Conviene recordar una y otra vez que el prólogo de los Derechos Humanos fue el horror, y que su redacción estaba destinada a evitarlo. Savater sostiene que los Derechos Humanos no nacieron de las luces, sino de las sombras. No se escribieron con afán bucólico, sino con la permanentemente presente capacidad predatoria que alberga el ser humano cuando le invade el sencillo de estimular odio y el deseo de subyugar o eliminar físicamente a sus semejantes. Los redactores de los Derechos Humanos insistían en la idea griega de acceso a una vida buena en la que las condiciones materiales básicas estén satisfechas, porque sabían que solo el que tiene una vida buena puede aspirar a su propio florecimiento y a sacar filo a su capacidad autodeterminadora, está en disposición de sentir sentimientos de apertura al otro y puede guiar su conducta por la fraternidad, la condición más vinculante y la más olvidada de esa tríada que hace trescientos años exhortaba además de a la fraternidad a la libertad y a la igualdad. Sin fraternidad se complica que haya un trato digno con el otro y se acentúan las probabilidades de que haya una interrelación objetual. Lo más laudable de la fraternidad es que suministra respeto en los lazos que se tejen tanto con la existencia distal del prójimo como con la del congénere cercano. Si alguien quiere profundizar en la relevancia de la sentimentalidad en la acción política puede leer el monográfico Educación social y Derechos Humanos de la revista académica Educación social editada por la universidad Ramon Llull. Tuve la suerte de participar con un extenso artículo que titulé Dignidad, Derechos Humanos y Afecto. Se puede leer aquí.

Una de las críticas con las que se tratan de rebatir los Derechos Humanos no es sólo su etnocentrismo y su occidentalización, sino que no existen, no tienen realidad, son meras ficciones.
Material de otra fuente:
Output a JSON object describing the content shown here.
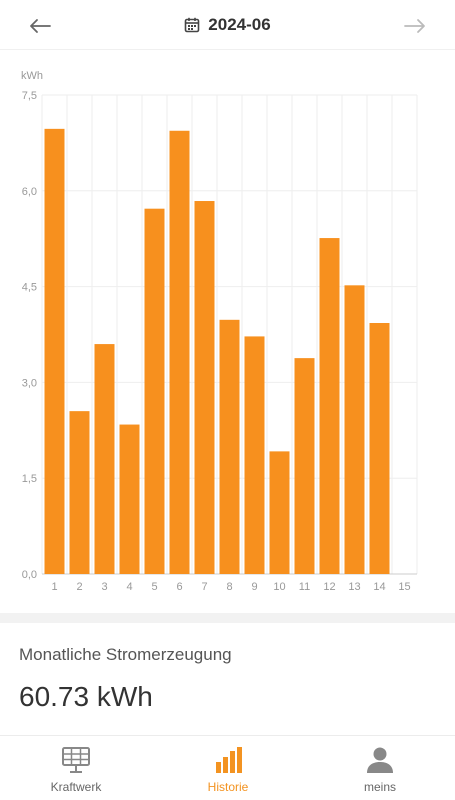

Es cierto, son ficciones éticas que logran la proeza performativa de hacerse reales al conducir nuestra conducta por ellas. Lo irreal se hace real al ser aceptado como razonamiento regulador de nuestro comportamiento y de nuestra valoración como seres humanos. La realidad es obstinadamente imperfecta, pero el ideal al que debemos aspirar, no. Se trata de perseguir valores referenciales nobles para aproximar la realidad a ellos, defenderlos en la praxis diaria, en el recinto hogareño en el que se mueven nuestra existencia y nuestros afectos. Esta fue la idea que promocionó Eleanor Rooselvet en su condición de Presidente de la Comisión que formuló la Declaración nada más publicarla y enseñarla al mundo. Se trata de mejorar la realidad con demandas de irrealidad entendidas como los productos de la ficción ética. Ser creativo para cavilar estructuras políticas, culturales y económicas que no fomenten escenarios proclives a la infrahumanización de otras personas y al dominio de unos sobre otros como única forma de relación en el rebaño de hombres y mujeres. Aportar exploración, deliberación y discusión en la interinidad permanente que es la imaginería política. A los pesimistas que señalan lo inservible de estas acciones, hay que recordarles que prescribir propuestas de perfeccionamiento para una vida buena e irreversiblemente compartida no significa que las alcancemos, significa que nos mejoramos cada vez que nuestra conciencia da un paso en esa dirección. Significa que nos vamos humanizando. Significa que nos vamos aproximando a ese experimento reciente que es el ser humano que queremos ser.